What you need to know:
- This follows a spirited campaign between the ministries of Health and Interior and community health volunteers.
- The Ministry of Health on December 10 last year introduced a vaccination drive targeting the elderly.
Almost half of the nation’s senior citizens have been vaccinated against Covid-19, marking a milestone in the war against the deadly virus, latest data from the Ministry of Health shows.
This follows a spirited campaign between the ministries of Health and Interior in partnership with community health volunteers (CHVs) to mobilise those aged 58 and above over the past one year.
Data released last Friday shows that about 44 per cent of elderly people have been fully vaccinated. The government had prioritised them for vaccination last March. Months later, only a small percentage of the targeted population of over two million people had been inoculated.
As of December 1, about 21 per cent of people in this group had been inoculated. National Vaccines Task Force Chair, Dr Willis Akhwale, told the Nation that the number, at the time, was worrying. “These are people who should be protected because of they are at risk,” he said.
The Ministry of Health on December 10 last year introduced a vaccination drive targeting the elderly. In February, it partnered with the interior to ramp up the vaccinations. County commissioners and chiefs and their assistants worked with county governments and community health volunteers.
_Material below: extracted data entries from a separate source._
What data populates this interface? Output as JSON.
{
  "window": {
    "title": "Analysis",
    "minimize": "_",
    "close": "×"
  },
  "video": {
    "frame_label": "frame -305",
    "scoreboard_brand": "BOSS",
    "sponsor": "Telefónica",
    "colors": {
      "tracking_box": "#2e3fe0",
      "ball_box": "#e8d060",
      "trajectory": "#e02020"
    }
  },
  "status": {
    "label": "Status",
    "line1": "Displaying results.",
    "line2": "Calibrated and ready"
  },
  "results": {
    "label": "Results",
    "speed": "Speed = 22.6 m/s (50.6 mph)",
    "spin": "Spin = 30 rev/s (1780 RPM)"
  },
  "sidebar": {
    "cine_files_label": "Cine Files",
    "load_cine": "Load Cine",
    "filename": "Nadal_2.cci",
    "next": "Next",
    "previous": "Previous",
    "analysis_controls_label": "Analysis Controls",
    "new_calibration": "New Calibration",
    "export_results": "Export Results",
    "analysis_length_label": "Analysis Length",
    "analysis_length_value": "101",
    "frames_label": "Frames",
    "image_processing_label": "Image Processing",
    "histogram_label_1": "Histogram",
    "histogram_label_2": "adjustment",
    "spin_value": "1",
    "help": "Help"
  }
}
Ms Mbinya Wambua, an assistant county commissioner in Western, said CHVs had done a great job in mobilising the elderly in the villages.
“CHVs are able to mobilise the elderly, especially in churches. Some visit them in their homes,” she said. The latest report shows that the vaccination rate has since doubled.
Regardless, the percentage of elderly people compared with other priority groups — such as teachers, healthcare workers and security officers — is still low. Data shows that more than 100 per cent of health workers have been fully vaccinated as well as about 90 per cent of teachers.
“We have tried to reach the elderly in remote areas because their number is still low. In Garissa, where vaccination sites are far from the villages, our health workers work with chiefs and their assistants to access villages for those interested in the jab,” said Dr Akhwale.
“We don’t just go to homes and start vaccinating people. We explain to them why they need it because most of them may not be aware of its importance. The results are promising as we have seen the numbers rising,” he added.
Ms Josephine Liluka, 63, received the Johnson and Johnson Covid-19 vaccine late last year. She had been hesitant for a while because a neighbour had told her that the jabs introduce foreign material to the body that could affect her health.
“I did not want to go for the vaccine. I only did it after the government said it was going to impose vaccine mandates. I fell sick in September and I was advised by the doctor to take the jab to protect myself in case I got infected,” she told the Nation yesterday.